Semisal pertanyaan yang cukup “ngenyel” seputar ijtihad, karena tidak memenuhi sepuluh syarat di atas, maka bagaimana hukumnya, apakah tidak boleh berpegangan pada al-Qur’an dan Hadits? Padahal umat Islam diperintahkan untuk berpegang pada al-Qur’an dan Hadits.
Pertanyaan di atas dijawab dengan lugas disertai dengan sedikit analogi. Menurut kiai yang juga muallif dari kitab Tafsir al-Ibris ini orang yang taklid —mengikuti ulama yang mujtahid— itu berarti tidak serta merta lepas dari al-Quran dan Hadits, karena mujtahid yang ditaqlidkan itu juga tidak lepas dari al-Qur’an dan Hadits.
Untuk melengkapi jawaban di atas, beliau pun menganalogikannya dengan sederhana. Menurutnya; jika kita meminum air pancuran (pipa air) itu tidak berarti bahwa kita itu tidak minum air sumber. Sebab air pancuran tersebut juga berasal dari sumber air.

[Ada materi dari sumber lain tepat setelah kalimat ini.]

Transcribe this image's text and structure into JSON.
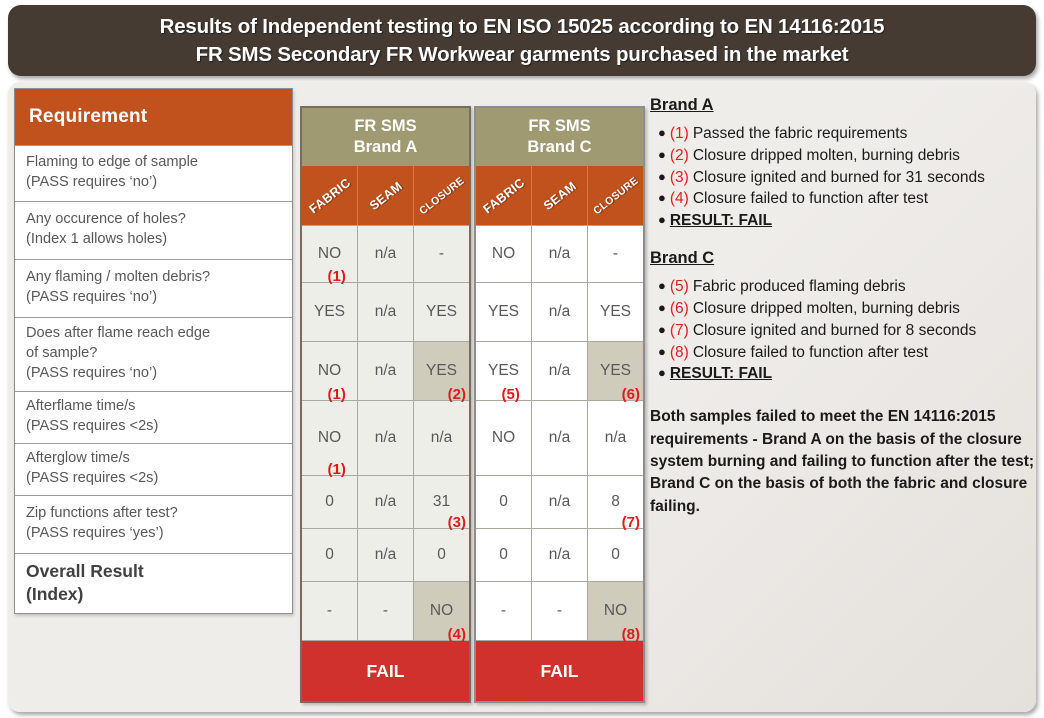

Baca juga: Mengenal Kitab Pesantren (8): al-Arba’una Haditsan min Arba’ina Kitaban ‘an Arba’ina Syaikhan Karya Syekh Muhammad Yasin al-Fadani
Itulah sedikit ulasan mengenai kitab Risalah Ijtihad–Taqlid yang dapat dijadikan sebagai formula husus untuk Umat Islam dalam bermadzhab, yang “dianggit” langsung oleh Kiai Bisri Mustofa yang juga merupakan santri kinasih dari kiai Cholil Harun, Kasingan, Rembang, Jawa Tengah.